CAREER: Infomechanics - The interdependence of animal information acquisition and mechanics

职业：信息力学 - 动物信息获取和力学的相互依赖

• 批准号: 0846032
• 负责人: Malcolm MacIver
• 金额: $ 125万
• 依托单位: Northwestern University
• 依托单位国家: 美国
• 项目类别: Standard Grant
• 财政年份: 2009
• 资助国家: 美国
• 起止时间: 2009-07-15 至 2015-06-30
• 项目状态: 已结题
• 来源: https://www.nsf.gov/awardsearch/showAward?AWD_ID=0846032&HistoricalAwards=false
• 关键词: CAREER; Infomechanics; interdependence; animal; information

This award is funded under the American Recovery and Reinvestment Act of 2009 (Public Law 111-5).While the nervous system operates with information, the mechanics of the body and the environment in which it is embedded constitute a world of forces. Work on the mechanics of the body and on the nervous system is rarely undertaken in a joint fashion, in part because of the difficulty of comparing these quantities. A theoretical umbrella under which neural information acquisition can be related to mechanics is currently lacking; there is no science of infomechanics. This project will use the model system of weakly electric fish to push forward an understanding of the linkages between obtaining sensory information and movement mechanics. It has recently been shown that, unlike most forward-biased animals which sense objects ahead better than in other directions, electric fish are able to sense in all directions. Complementing this unique sensory capacity is a motor system which allows them reach locations all around the body quickly. The very high degree of coupling between sensation and movement in these animals makes them ideal for elucidating the principles connecting mechanics to sensory processing. The kinematics and dynamics of this unique motor system will be studied through use of a highly stereotyped refuge-tracking behavior and work on an advanced electric fish robot. The neural basis of sensory-guided movement will be examined through a study of the encoding of locomotor signals in the brain. Finally, a robotic model of a closed-loop sensory tracking behavior present in fish will be used to test hypotheses of how the processing of object features is connected with movement control. This work will result in the training of one postdoctoral associate and several graduate students in interdisciplinary research spanning behavior, neurobiology, robotics, and fluid dynamics.
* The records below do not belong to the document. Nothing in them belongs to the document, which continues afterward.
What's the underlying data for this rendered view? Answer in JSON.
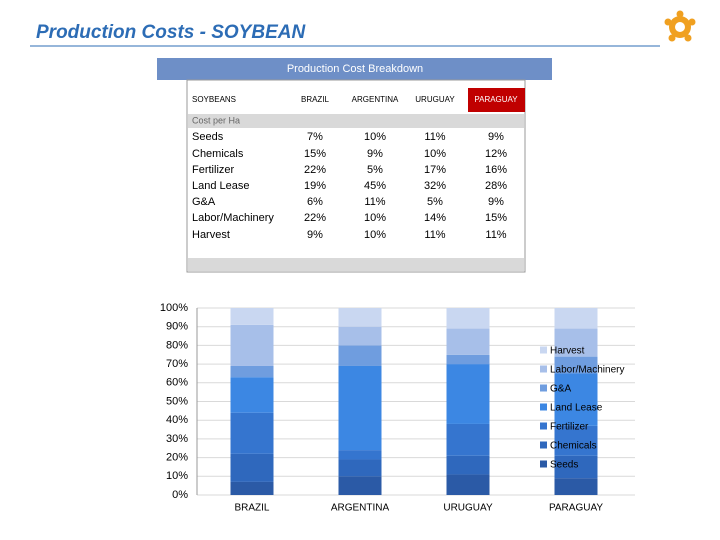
{
  "header": {
    "title": "Production Costs - SOYBEAN"
  },
  "table": {
    "title": "Production Cost Breakdown",
    "columns": [
      "SOYBEANS",
      "BRAZIL",
      "ARGENTINA",
      "URUGUAY",
      "PARAGUAY"
    ],
    "section": "Cost per Ha",
    "rows": [
      [
        "Seeds",
        "7%",
        "10%",
        "11%",
        "9%"
      ],
      [
        "Chemicals",
        "15%",
        "9%",
        "10%",
        "12%"
      ],
      [
        "Fertilizer",
        "22%",
        "5%",
        "17%",
        "16%"
      ],
      [
        "Land Lease",
        "19%",
        "45%",
        "32%",
        "28%"
      ],
      [
        "G&A",
        "6%",
        "11%",
        "5%",
        "9%"
      ],
      [
        "Labor/Machinery",
        "22%",
        "10%",
        "14%",
        "15%"
      ],
      [
        "Harvest",
        "9%",
        "10%",
        "11%",
        "11%"
      ]
    ]
  },
  "chart_data": {
    "type": "stacked_bar",
    "categories": [
      "BRAZIL",
      "ARGENTINA",
      "URUGUAY",
      "PARAGUAY"
    ],
    "series": [
      {
        "name": "Seeds",
        "color": "#2b5aa6",
        "values": [
          7,
          10,
          11,
          9
        ]
      },
      {
        "name": "Chemicals",
        "color": "#2f68bd",
        "values": [
          15,
          9,
          10,
          12
        ]
      },
      {
        "name": "Fertilizer",
        "color": "#3575cf",
        "values": [
          22,
          5,
          17,
          16
        ]
      },
      {
        "name": "Land Lease",
        "color": "#3c87e3",
        "values": [
          19,
          45,
          32,
          28
        ]
      },
      {
        "name": "G&A",
        "color": "#6f9ddf",
        "values": [
          6,
          11,
          5,
          9
        ]
      },
      {
        "name": "Labor/Machinery",
        "color": "#a7bfe9",
        "values": [
          22,
          10,
          14,
          15
        ]
      },
      {
        "name": "Harvest",
        "color": "#c9d7f1",
        "values": [
          9,
          10,
          11,
          11
        ]
      }
    ],
    "ylim": [
      0,
      100
    ],
    "yticks": [
      {
        "value": 0,
        "label": "0%"
      },
      {
        "value": 10,
        "label": "10%"
      },
      {
        "value": 20,
        "label": "20%"
      },
      {
        "value": 30,
        "label": "30%"
      },
      {
        "value": 40,
        "label": "40%"
      },
      {
        "value": 50,
        "label": "50%"
      },
      {
        "value": 60,
        "label": "60%"
      },
      {
        "value": 70,
        "label": "70%"
      },
      {
        "value": 80,
        "label": "80%"
      },
      {
        "value": 90,
        "label": "90%"
      },
      {
        "value": 100,
        "label": "100%"
      }
    ],
    "grid": true,
    "legend": "right"
  }
}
该奖项是根据2009年美国复苏和再投资法案（公法111-5）资助的。当神经系统以信息运作时，身体的机制和它所处的环境构成了一个力的世界。研究身体力学和神经系统的工作很少以一种共同的方式进行，部分原因是很难比较这些数量。目前缺乏将神经信息获取与力学联系起来的理论框架；没有信息力学这门科学。本项目将使用弱电鱼的模型系统来推动对获取感官信息和运动力学之间联系的理解。最近有研究表明，电鱼不像大多数倾向于前方的动物那样能更好地感知前方的物体，而不是其他方向，电鱼能感知所有方向。与这种独特的感觉能力相辅相成的是一个运动系统，它使它们能够迅速到达身体各处。这些动物的感觉和运动之间的高度耦合使它们成为阐明力学与感觉处理之间联系原理的理想选择。这种独特的运动系统的运动学和动力学将通过使用高度定型的避难所跟踪行为和先进的电动鱼机器人来研究。通过对大脑中运动信号编码的研究，我们将探讨感觉引导运动的神经基础。最后，一个闭环传感跟踪行为的机器人模型将用于测试物体特征的处理如何与运动控制相关联的假设。这项工作将培养一名博士后和几名研究生进行跨学科研究，包括行为学、神经生物学、机器人和流体动力学。